= Magnhild Lien =

Norwegian mathematician

Magnhild Lien is a Norwegian mathematician specializing in knot theory. She is a professor emeritus of mathematics at California State University, Northridge, and the former executive director of the Association for Women in Mathematics.

==Education and career==
Lien was born on the southern Norwegian island of Tromøya, now located in Arendal Municipality, where she grew up as the youngest of six children and the only girl in her family. She earned a bachelor's degree from McGill University in 1979, and completed her Ph.D. in 1984 from the University of Iowa. Her dissertation, Construction of High Dimensional Knot Groups from Classical Knot Groups, was supervised by Jonathan Kalman Simon.

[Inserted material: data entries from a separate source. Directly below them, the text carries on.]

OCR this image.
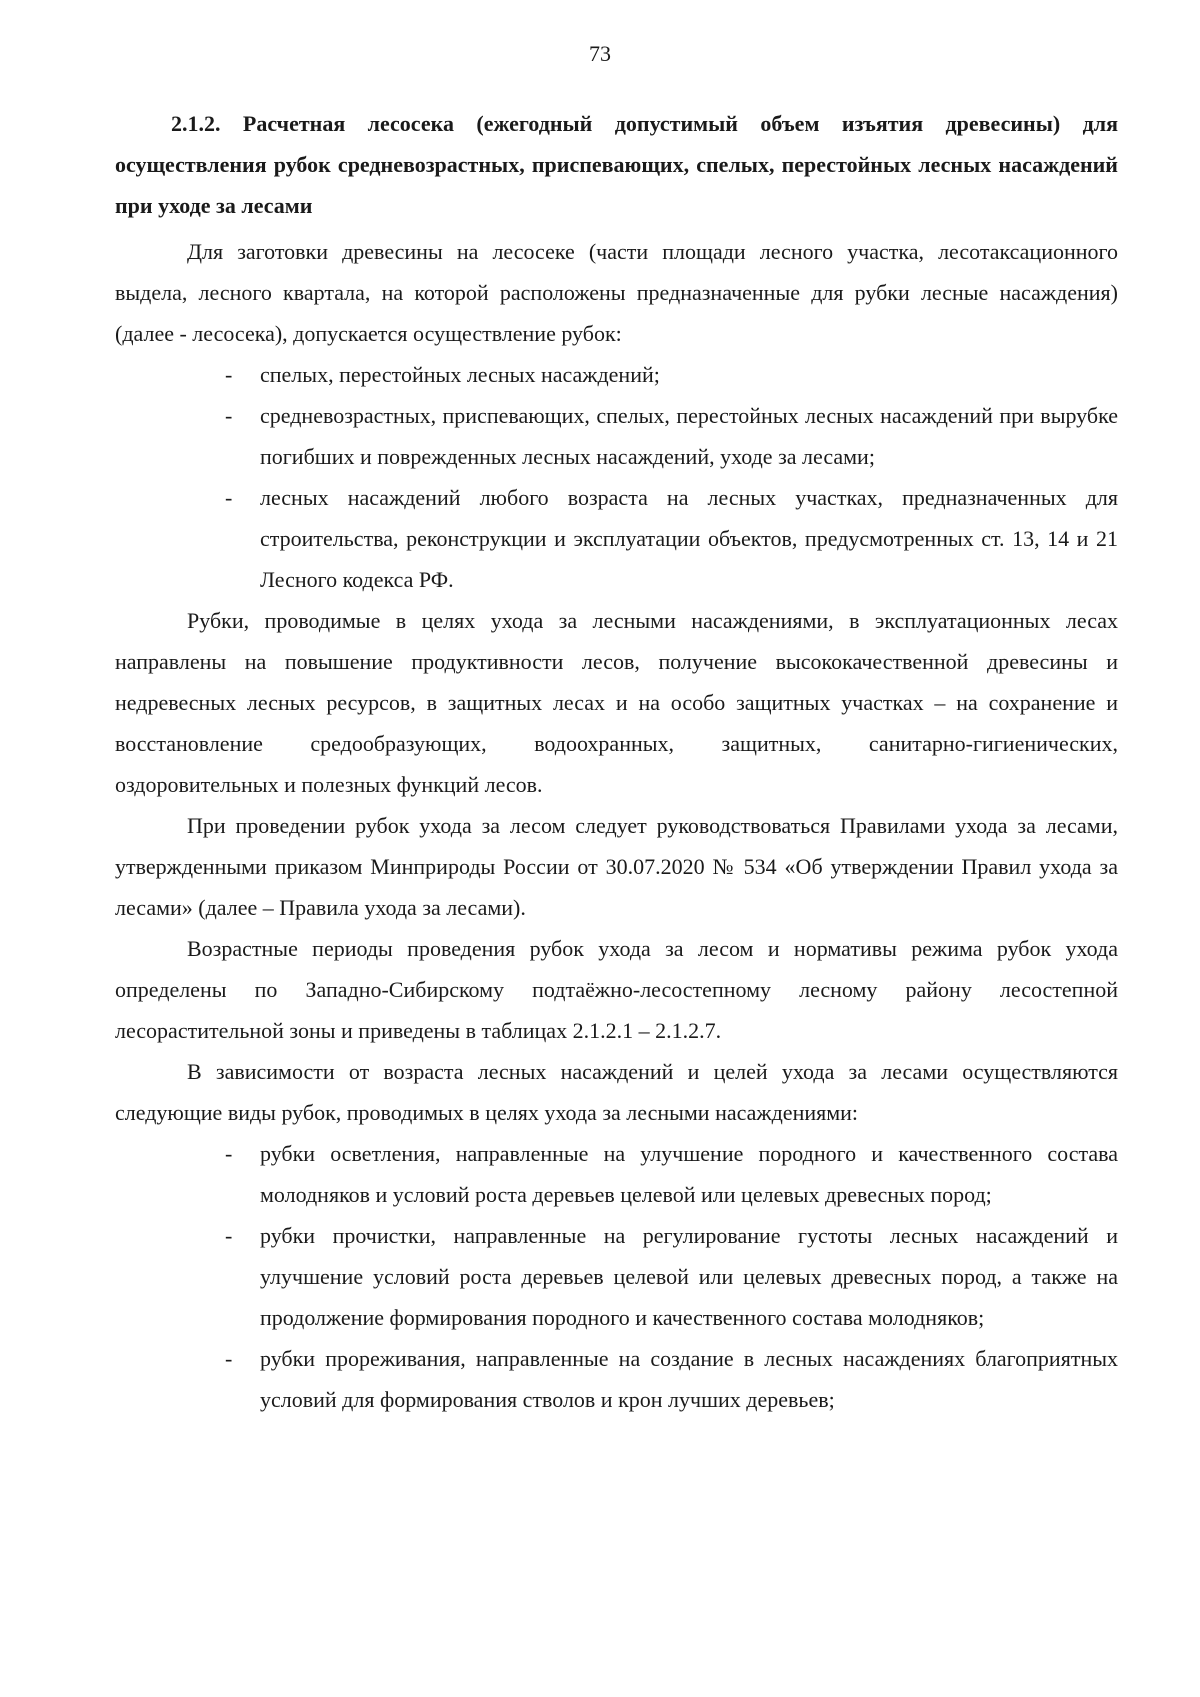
73

2.1.2. Расчетная лесосека (ежегодный допустимый объем изъятия древесины) для осуществления рубок средневозрастных, приспевающих, спелых, перестойных лесных насаждений при уходе за лесами

Для заготовки древесины на лесосеке (части площади лесного участка, лесотаксационного выдела, лесного квартала, на которой расположены предназначенные для рубки лесные насаждения) (далее - лесосека), допускается осуществление рубок:

- спелых, перестойных лесных насаждений;
- средневозрастных, приспевающих, спелых, перестойных лесных насаждений при вырубке погибших и поврежденных лесных насаждений, уходе за лесами;
- лесных насаждений любого возраста на лесных участках, предназначенных для строительства, реконструкции и эксплуатации объектов, предусмотренных ст. 13, 14 и 21 Лесного кодекса РФ.

Рубки, проводимые в целях ухода за лесными насаждениями, в эксплуатационных лесах направлены на повышение продуктивности лесов, получение высококачественной древесины и недревесных лесных ресурсов, в защитных лесах и на особо защитных участках – на сохранение и восстановление средообразующих, водоохранных, защитных, санитарно-гигиенических, оздоровительных и полезных функций лесов.

При проведении рубок ухода за лесом следует руководствоваться Правилами ухода за лесами, утвержденными приказом Минприроды России от 30.07.2020 № 534 «Об утверждении Правил ухода за лесами» (далее – Правила ухода за лесами).

Возрастные периоды проведения рубок ухода за лесом и нормативы режима рубок ухода определены по Западно-Сибирскому подтаёжно-лесостепному лесному району лесостепной лесорастительной зоны и приведены в таблицах 2.1.2.1 – 2.1.2.7.

В зависимости от возраста лесных насаждений и целей ухода за лесами осуществляются следующие виды рубок, проводимых в целях ухода за лесными насаждениями:

- рубки осветления, направленные на улучшение породного и качественного состава молодняков и условий роста деревьев целевой или целевых древесных пород;
- рубки прочистки, направленные на регулирование густоты лесных насаждений и улучшение условий роста деревьев целевой или целевых древесных пород, а также на продолжение формирования породного и качественного состава молодняков;
- рубки прореживания, направленные на создание в лесных насаждениях благоприятных условий для формирования стволов и крон лучших деревьев;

She joined the faculty at California State University, Northridge in 1987,
and served as department chair of mathematics there from 1998 to 2006.
She was executive director of the Association for Women in Mathematics from 2012 to 2018.

==Contributions==
As well as publishing her own mathematical research on knot theory, Lien has written about women in mathematics in collaboration with her husband, sociologist Harvey Rich.

==Recognition==
Lien was included in the 2019 class of fellows of the Association for Women in Mathematics "for extraordinary leadership and service devoted to advancing and supporting women in the mathematical sciences, as AWM executive director and, for a quarter century, as initiator, director, and fundraiser of programs for women".